| Blue3 said: apperantly you think you are a electronics expert. Any proof sony cant afford a price cut, NO. Just your opinion. Like i said before 65 nano chips, no emotion engine and Br diods that went form +$100 to below $10. Its obvios you have no clue how much it will save in hardware costs. 70% of USA market, +90% of Japan, +80% Europe, yahh not a big lead. Br is out pacing dvd, the first Br movie to hit 100k did in it half the time it a dvd to hit 100k. what we do know is you are posting nothing but fud. |
Well, reasonably intelligent speculation suggests that Sony could not afford a major price cut on the PS3 for quite a while.
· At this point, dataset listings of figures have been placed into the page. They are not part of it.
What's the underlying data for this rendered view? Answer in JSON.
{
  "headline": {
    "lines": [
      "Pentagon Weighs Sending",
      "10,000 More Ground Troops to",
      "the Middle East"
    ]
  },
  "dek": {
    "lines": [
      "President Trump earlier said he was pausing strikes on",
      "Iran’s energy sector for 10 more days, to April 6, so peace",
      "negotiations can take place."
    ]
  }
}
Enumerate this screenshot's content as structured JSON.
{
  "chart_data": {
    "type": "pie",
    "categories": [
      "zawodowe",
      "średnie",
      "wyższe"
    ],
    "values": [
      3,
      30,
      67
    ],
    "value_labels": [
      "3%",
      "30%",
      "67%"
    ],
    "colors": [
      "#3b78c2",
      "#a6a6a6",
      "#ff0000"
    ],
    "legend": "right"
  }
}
We really don't know what Sony was spending to produce a PS3 but analysts estimated that it would you(approximately) $200 more to produce the PS3 (without controllers, packaging, and other associated materials) than Sony was selling it for at launch; these estimates would include volume discounts and what not.
No matter how you look at it Sony would have a great deal of difficulty reducing the cost to manufacture the PS3 to a level where they could justify a $200 or $300 price reduction this year; likely this will have to wait until Sony switches to a 45nm process and does an internal redesign of the PS3 (2009 at the earliest).
Sony launced the PS3 in Q4 of 2006 because it was the latest they could hold it off to (without giving up too much ground to the XBox 360) and they probably set the price at $600 because they could afford to sell the system at that price after the 65nm process was used and their received the benefit from mass producing Blu-Ray diodes.